Several senior Russian missile specialists have visited Iran over the past year, highlighting Tehran’s growing defense ties with Moscow, according to Reuters review of travel records and employment data.
Documents detailing two group bookings and the passenger manifest for the second flight show seven weapons experts were booked to travel from Moscow to Tehran aboard two flights on April 24 and Sept. 17 last year.
The booking records include the men's passport numbers, with six of the seven having the prefix “20,” which denotes a passport used for official state business.
According to an edict published by the Russian government and a document on the Russian Foreign Ministry’s website, these passports are issued to government officials on foreign work trips and military personnel stationed abroad.
Reuters was unable to determine the purpose of their visits to Iran.
A senior Iranian Defense Ministry official said Russian missile experts made multiple visits to Iranian missile production sites last year, including two underground facilities, with some of the visits occurring in September. The official, who requested anonymity due to security concerns, did not specify the sites.
A Western defense official monitoring Iran’s defense cooperation with Russia, who also requested anonymity, said an unspecified number of Russian missile experts visited an Iranian missile base about 15 kilometers (9 miles) west of the port of Amirabad on Iran’s Caspian Sea coast in September.
Reuters could not confirm whether the visitors mentioned by the officials included the Russians on the two flights.
The seven Russians identified by Reuters all have senior military backgrounds. A review of Russian databases containing employment information, including tax, phone, and vehicle records, shows that two are colonels and two are lieutenant colonels.

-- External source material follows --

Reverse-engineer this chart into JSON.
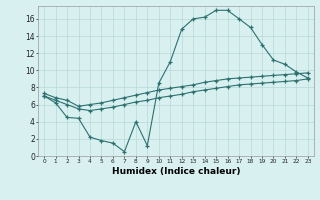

Two are experts in air-defense missile systems, three specialize in artillery and rocketry, one has experience in advanced weapons development, and another has worked at a missile-testing range, the records show. Reuters could not establish whether all of them are still in those roles, as the employment data ranged from 2021 to 2024.
Their flights to Tehran came at a precarious time for Iran, which found itself engaged in tit-for-tat strikes with Israel in April and October.
Reuters contacted all seven men by phone: Five denied visiting Iran, denied working for the military, or both. One declined to comment, and another hung up.
Iran’s Defense and Foreign Ministries declined to comment, as did the public relations office of the Islamic Revolutionary Guard Corps, which oversees Iran’s ballistic missile program. The Russian Defense Ministry also did not respond to a request for comment.
The two countries signed a 20-year military pact in Moscow in January, solidifying their defense ties. Cooperation has already influenced Russia’s war in Ukraine, with large numbers of Iranian-designed Shahed drones deployed on the battlefield.
The flight booking information for the seven travelers was provided to Reuters by Hooshyaran-e Vatan, a group of activist hackers opposed to the Iranian government. The hackers said the seven were traveling with VIP status.
Reuters corroborated the information with the Russian passenger manifest for the September flight, which was provided by a source with access to Russian state databases. However, the news agency was unable to access a manifest for the earlier flight, so it could not verify whether the five Russian specialists booked on it made the trip.
Denis Kalko, 48, and Vadim Malov, 46, were among the five Russian weapons experts booked on the April flight, records show.
Kalko worked at the Defense Ministry’s Academy for Military Anti-Aircraft Defense, according to tax records from 2021. Malov worked for a military unit that trains anti-aircraft missile forces, according to car ownership records from 2024.
Andrei Gusev, 45, Alexander Antonov, 43, and Marat Khusainov, 54, were also booked on the April flight. Gusev, a lieutenant colonel, is deputy head of the faculty of General Purpose Rockets and Artillery Munitions at the Defense Ministry’s Penza Artillery Engineering Institute, according to a 2021 news item on the institute’s website.
Antonov has worked at the Main Rocket and Artillery Directorate of the Defense Ministry, according to car registration records from 2024. Bank data shows Khusainov, a colonel, has worked at the Kapustin Yar missile-testing range.
One of the two passengers aboard the second flight to Tehran in September was Sergei Yurchenko, 46, who also worked at the Rocket and Artillery Directorate, according to undated mobile phone records. His passport number had the prefix “22.” Reuters could not determine what that signifies, though according to the Russian government's edict on passports, it is not used by private citizens or diplomats.
The other passenger on the September flight was 46-year-old Oleg Fedosov. Residence records list his address as the office of the Directorate of Advanced Inter-Service Research and Special Projects, a Defense Ministry branch tasked with developing next-generation weapons systems.
Fedosov previously flew from Tehran to Moscow in October 2023, according to Russian border crossing records viewed by Reuters. On that occasion, as well as for the September 2024 flight, he used a passport reserved for official state business, the records show.